La paja ajena y la viga propia – Iñaki Otano

Iñaki Otano

En aquel tiempo, ponía Jesús a sus discípulos esta comparación: “¿Acaso puede un ciego guiar a otro ciego? ¿No caerán los dos en el hoyo? Un discípulo no es más que su maestro, si bien cuando termine su aprendizaje será como su maestro. ¿Por qué te fijas en la mota que tiene tu hermano en el ojo y no reparas en la viga que llevas en el tuyo? ¿Cómo puedes decirle a tu hermano: ‘hermano, déjame que te saque la mota del ojo’, sin fijarte en la viga que llevas en el tuyo? ¡Hipócrita! Sácate primero la viga de tu ojo, y entonces verás claro para sacar la mota del ojo de tu hermano.

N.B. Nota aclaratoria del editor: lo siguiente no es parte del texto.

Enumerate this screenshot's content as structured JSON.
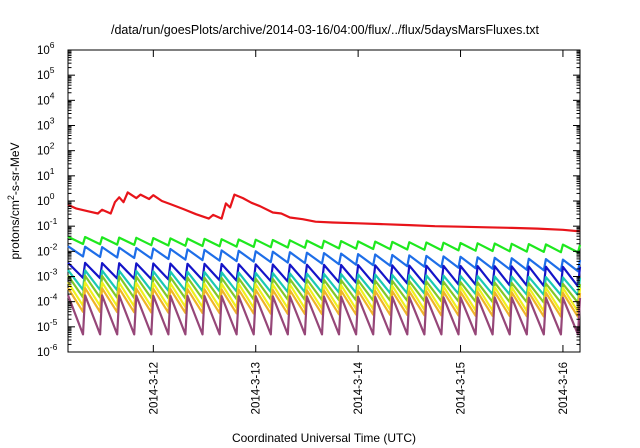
{
  "chart_data": {
    "type": "line",
    "title": "/data/run/goesPlots/archive/2014-03-16/04:00/flux/../flux/5daysMarsFluxes.txt",
    "xlabel": "Coordinated Universal Time (UTC)",
    "ylabel": "protons/cm2-s-sr-MeV",
    "yscale": "log",
    "ylim": [
      1e-06,
      1000000.0
    ],
    "xlim": [
      "2014-03-11 04:00",
      "2014-03-16 04:00"
    ],
    "x_ticks": [
      "2014-3-12",
      "2014-3-13",
      "2014-3-14",
      "2014-3-15",
      "2014-3-16"
    ],
    "y_ticks": [
      {
        "base": "10",
        "exp": "-6"
      },
      {
        "base": "10",
        "exp": "-5"
      },
      {
        "base": "10",
        "exp": "-4"
      },
      {
        "base": "10",
        "exp": "-3"
      },
      {
        "base": "10",
        "exp": "-2"
      },
      {
        "base": "10",
        "exp": "-1"
      },
      {
        "base": "10",
        "exp": "0"
      },
      {
        "base": "10",
        "exp": "1"
      },
      {
        "base": "10",
        "exp": "2"
      },
      {
        "base": "10",
        "exp": "3"
      },
      {
        "base": "10",
        "exp": "4"
      },
      {
        "base": "10",
        "exp": "5"
      },
      {
        "base": "10",
        "exp": "6"
      }
    ],
    "grid": false,
    "legend": "none",
    "series": [
      {
        "color": "#e8141a",
        "points": [
          [
            "2014-03-11 04:00",
            0.7
          ],
          [
            "2014-03-11 06:00",
            0.5
          ],
          [
            "2014-03-11 09:00",
            0.38
          ],
          [
            "2014-03-11 11:00",
            0.32
          ],
          [
            "2014-03-11 12:00",
            0.45
          ],
          [
            "2014-03-11 14:00",
            0.32
          ],
          [
            "2014-03-11 15:00",
            0.9
          ],
          [
            "2014-03-11 16:00",
            1.4
          ],
          [
            "2014-03-11 17:00",
            0.9
          ],
          [
            "2014-03-11 18:00",
            2.2
          ],
          [
            "2014-03-11 20:00",
            1.3
          ],
          [
            "2014-03-11 21:00",
            1.8
          ],
          [
            "2014-03-11 23:00",
            1.2
          ],
          [
            "2014-03-12 00:00",
            1.7
          ],
          [
            "2014-03-12 02:00",
            1.0
          ],
          [
            "2014-03-12 04:00",
            0.75
          ],
          [
            "2014-03-12 07:00",
            0.48
          ],
          [
            "2014-03-12 10:00",
            0.3
          ],
          [
            "2014-03-12 13:00",
            0.2
          ],
          [
            "2014-03-12 14:00",
            0.28
          ],
          [
            "2014-03-12 16:00",
            0.2
          ],
          [
            "2014-03-12 17:00",
            0.8
          ],
          [
            "2014-03-12 18:00",
            0.55
          ],
          [
            "2014-03-12 19:00",
            1.8
          ],
          [
            "2014-03-12 21:00",
            1.3
          ],
          [
            "2014-03-12 23:00",
            0.85
          ],
          [
            "2014-03-13 01:00",
            0.62
          ],
          [
            "2014-03-13 04:00",
            0.35
          ],
          [
            "2014-03-13 06:00",
            0.32
          ],
          [
            "2014-03-13 08:00",
            0.22
          ],
          [
            "2014-03-13 11:00",
            0.19
          ],
          [
            "2014-03-13 14:00",
            0.15
          ],
          [
            "2014-03-13 18:00",
            0.14
          ],
          [
            "2014-03-14 00:00",
            0.13
          ],
          [
            "2014-03-14 06:00",
            0.12
          ],
          [
            "2014-03-14 12:00",
            0.11
          ],
          [
            "2014-03-14 18:00",
            0.1
          ],
          [
            "2014-03-15 00:00",
            0.095
          ],
          [
            "2014-03-15 06:00",
            0.09
          ],
          [
            "2014-03-15 12:00",
            0.085
          ],
          [
            "2014-03-15 18:00",
            0.08
          ],
          [
            "2014-03-16 00:00",
            0.072
          ],
          [
            "2014-03-16 04:00",
            0.062
          ]
        ]
      },
      {
        "color": "#1ee81e",
        "sawtooth": {
          "peak_start": 0.038,
          "peak_end": 0.018,
          "trough_start": 0.02,
          "trough_end": 0.009,
          "teeth": 30
        }
      },
      {
        "color": "#1e6ee8",
        "sawtooth": {
          "peak_start": 0.016,
          "peak_end": 0.0045,
          "trough_start": 0.0065,
          "trough_end": 0.0016,
          "teeth": 30
        }
      },
      {
        "color": "#1414c8",
        "sawtooth": {
          "peak_start": 0.0035,
          "peak_end": 0.0024,
          "trough_start": 0.0009,
          "trough_end": 0.0004,
          "teeth": 30
        }
      },
      {
        "color": "#19c8b4",
        "sawtooth": {
          "peak_start": 0.0018,
          "peak_end": 0.0009,
          "trough_start": 0.0003,
          "trough_end": 0.00018,
          "teeth": 30
        }
      },
      {
        "color": "#82c828",
        "sawtooth": {
          "peak_start": 0.0011,
          "peak_end": 0.0005,
          "trough_start": 0.00015,
          "trough_end": 9e-05,
          "teeth": 30
        }
      },
      {
        "color": "#f0f01e",
        "sawtooth": {
          "peak_start": 0.0006,
          "peak_end": 0.00035,
          "trough_start": 7e-05,
          "trough_end": 4e-05,
          "teeth": 30
        }
      },
      {
        "color": "#f0b428",
        "sawtooth": {
          "peak_start": 0.00035,
          "peak_end": 0.00022,
          "trough_start": 4e-05,
          "trough_end": 2.5e-05,
          "teeth": 30
        }
      },
      {
        "color": "#964678",
        "sawtooth": {
          "peak_start": 0.00018,
          "peak_end": 0.00014,
          "trough_start": 5e-06,
          "trough_end": 5e-06,
          "teeth": 30
        }
      }
    ]
  }
}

No hay árbol sano que dé fruto dañado, ni árbol dañado que dé fruto sano. Cada árbol se conoce por su fruto: porque no se cosechan higos de las zarzas, ni se vendimian racimos de los espinos. El que es bueno, de la bondad que atesora en su corazón saca el bien, y el que es malo, de la maldad saca el mal; porque lo que rebosa del corazón, lo habla la boca.  (Lc 6, 39-45)

Reflexión:

El fabulista mejicano José Rosas (1838-1883), en su fábula sobre el camello de dos jorobas y el dromedario de una sola joroba,  muestra la vigencia de la interpelación de Jesús sobre la paja en el ojo ajeno y la viga en el propio. El camello se burla de la alta joroba antiestética que presenta el dromedario, sin tener en cuenta que él tiene dos jorobas a falta de una. El poeta concluye: “Hombres hay que no encuentran nada bueno, que aunque son de defectos un acopio, la paja miran en el ojo ajeno, y la viga jamás ven en el propio”. 

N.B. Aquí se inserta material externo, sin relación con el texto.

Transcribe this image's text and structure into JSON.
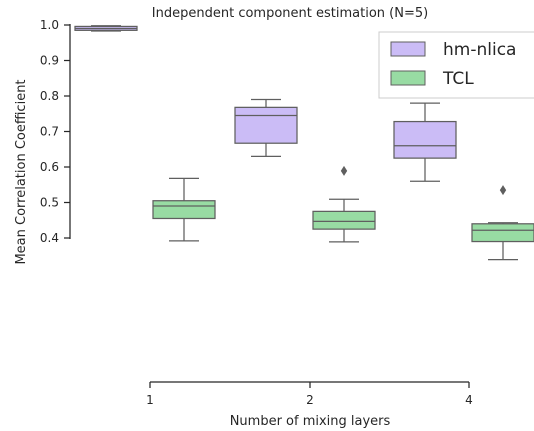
{
  "chart_data": {
    "type": "box",
    "title": "Independent component estimation (N=5)",
    "xlabel": "Number of mixing layers",
    "ylabel": "Mean Correlation Coefficient",
    "categories": [
      "1",
      "2",
      "4"
    ],
    "yticks": [
      "0.4",
      "0.5",
      "0.6",
      "0.7",
      "0.8",
      "0.9",
      "1.0"
    ],
    "ylim": [
      0.38,
      1.0
    ],
    "legend_position": "top-right",
    "grid": false,
    "series": [
      {
        "name": "hm-nlica",
        "color": "#cbbcf6",
        "boxes": [
          {
            "whislo": 0.983,
            "q1": 0.985,
            "med": 0.99,
            "q3": 0.996,
            "whishi": 0.998,
            "fliers": []
          },
          {
            "whislo": 0.63,
            "q1": 0.667,
            "med": 0.745,
            "q3": 0.768,
            "whishi": 0.79,
            "fliers": []
          },
          {
            "whislo": 0.56,
            "q1": 0.625,
            "med": 0.66,
            "q3": 0.728,
            "whishi": 0.78,
            "fliers": []
          }
        ]
      },
      {
        "name": "TCL",
        "color": "#98dba3",
        "boxes": [
          {
            "whislo": 0.392,
            "q1": 0.455,
            "med": 0.49,
            "q3": 0.505,
            "whishi": 0.568,
            "fliers": []
          },
          {
            "whislo": 0.389,
            "q1": 0.425,
            "med": 0.447,
            "q3": 0.475,
            "whishi": 0.509,
            "fliers": [
              0.589
            ]
          },
          {
            "whislo": 0.339,
            "q1": 0.39,
            "med": 0.422,
            "q3": 0.44,
            "whishi": 0.443,
            "fliers": [
              0.535
            ]
          }
        ]
      }
    ]
  }
}
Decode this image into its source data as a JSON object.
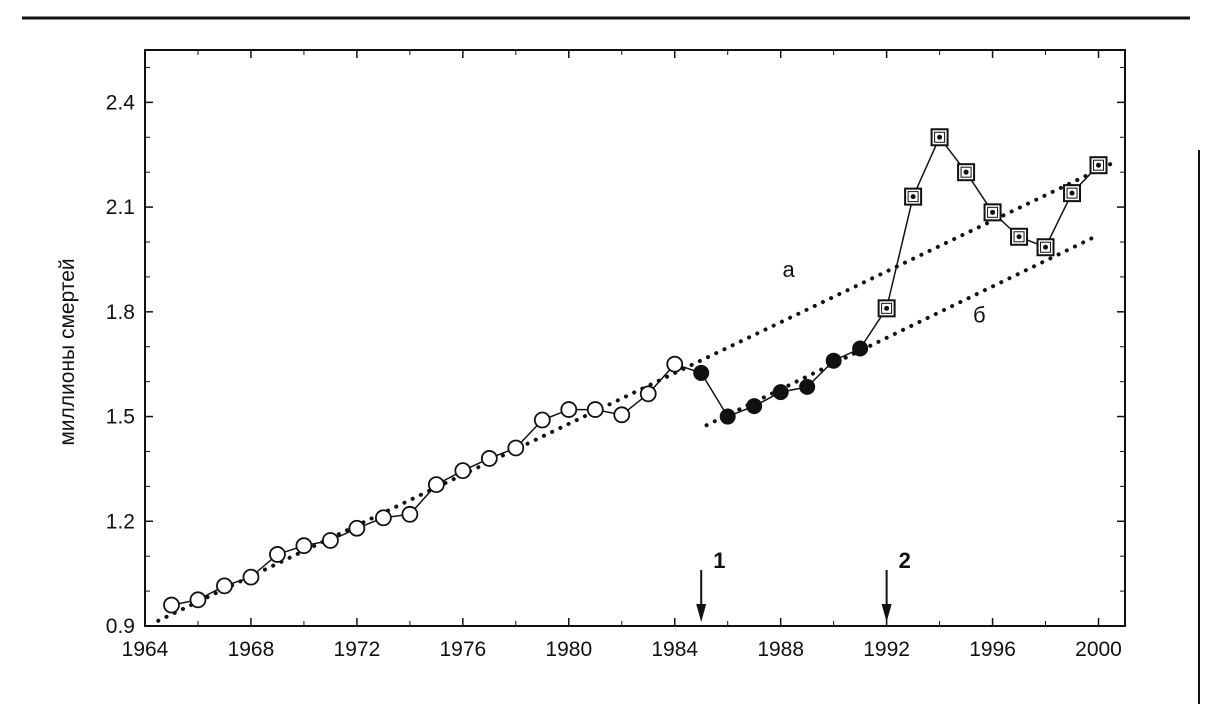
{
  "colors": {
    "ink": "#111111",
    "background": "#ffffff"
  },
  "chart_data": {
    "type": "line",
    "title": "",
    "xlabel": "",
    "ylabel": "миллионы смертей",
    "xlim": [
      1964,
      2001
    ],
    "ylim": [
      0.9,
      2.55
    ],
    "x_ticks": [
      1964,
      1968,
      1972,
      1976,
      1980,
      1984,
      1988,
      1992,
      1996,
      2000
    ],
    "y_ticks": [
      0.9,
      1.2,
      1.5,
      1.8,
      2.1,
      2.4
    ],
    "y_tick_labels": [
      "0.9",
      "1.2",
      "1.5",
      "1.8",
      "2.1",
      "2.4"
    ],
    "grid": false,
    "legend": "none",
    "series": [
      {
        "marker": "open-circle",
        "x": [
          1965,
          1966,
          1967,
          1968,
          1969,
          1970,
          1971,
          1972,
          1973,
          1974,
          1975,
          1976,
          1977,
          1978,
          1979,
          1980,
          1981,
          1982,
          1983,
          1984
        ],
        "y": [
          0.96,
          0.975,
          1.015,
          1.04,
          1.105,
          1.13,
          1.145,
          1.18,
          1.21,
          1.22,
          1.305,
          1.345,
          1.38,
          1.41,
          1.49,
          1.52,
          1.52,
          1.505,
          1.565,
          1.65
        ]
      },
      {
        "marker": "filled-circle",
        "x": [
          1984,
          1985,
          1986,
          1987,
          1988,
          1989,
          1990,
          1991
        ],
        "y": [
          1.65,
          1.625,
          1.5,
          1.53,
          1.57,
          1.585,
          1.66,
          1.695
        ]
      },
      {
        "marker": "boxed-dot",
        "x": [
          1991,
          1992,
          1993,
          1994,
          1995,
          1996,
          1997,
          1998,
          1999,
          2000
        ],
        "y": [
          1.695,
          1.81,
          2.13,
          2.3,
          2.2,
          2.085,
          2.015,
          1.985,
          2.14,
          2.22
        ]
      }
    ],
    "trend_lines": [
      {
        "label": "а",
        "x": [
          1964.5,
          2000.5
        ],
        "y": [
          0.915,
          2.225
        ]
      },
      {
        "label": "б",
        "x": [
          1985.2,
          2000.0
        ],
        "y": [
          1.475,
          2.02
        ]
      }
    ],
    "annotations": [
      {
        "text": "а",
        "x": 1988.3,
        "y": 1.9
      },
      {
        "text": "б",
        "x": 1995.5,
        "y": 1.77
      }
    ],
    "event_markers": [
      {
        "label": "1",
        "x": 1985
      },
      {
        "label": "2",
        "x": 1992
      }
    ]
  }
}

          Más que a ser autocríticos con nuestros desajustes, tendemos a atribuir a los demás lo que nos disgusta de nosotros mismos. La culpa de cómo somos o de lo que nos pasa la tienen siempre los demás. Somos asimismo inmisericordes con aquellos en los que vemos reproducidos nuestros propios defectos.

          En realidad, tenemos dificultad para integrar lo negativo que descubrimos en nosotros. Por eso, lo lanzamos sobre los demás. A veces llevamos heridas interiores de las que no somos totalmente responsables porque se gestaron o se produjeron por factores ajenos a nosotros y cuando no se nos podía pedir una madurez. Incluso, como dicen los psicólogos italianos Cencini y Manenti, “hay heridas que no cicatrizan nunca y con las cuales es necesario aprender a convivir”.

          La solución no está en dedicarse a ver defectos en los demás, para esconder o justificar los propios, ni en convertir la vida en un permanente lamento estéril de lo que fue o pudo ser el pasado, sino en afrontar la realidad del presente: “El hombre puede no ser responsable de sus debilidades, pero es responsable de la actitud que toma frente a ellas… Integrar significa concretamente: esforzarse en descubrir los propios puntos débiles, aceptarlos sin especiales angustias y fatalismos, reconocer que se es persona en continua formación y necesitada de ayuda, hacer lo posible para limitar sus efectos comportamentales y para que no pesen demasiado sobre los demás, no pretender resolver todo radicalmente y precipitadamente, sino tomar las debidas precauciones, vivir la inmadurez como parte del propio yo y como signo de un límite que el hombre no se aviene a soportar, sino que tiende a superar”.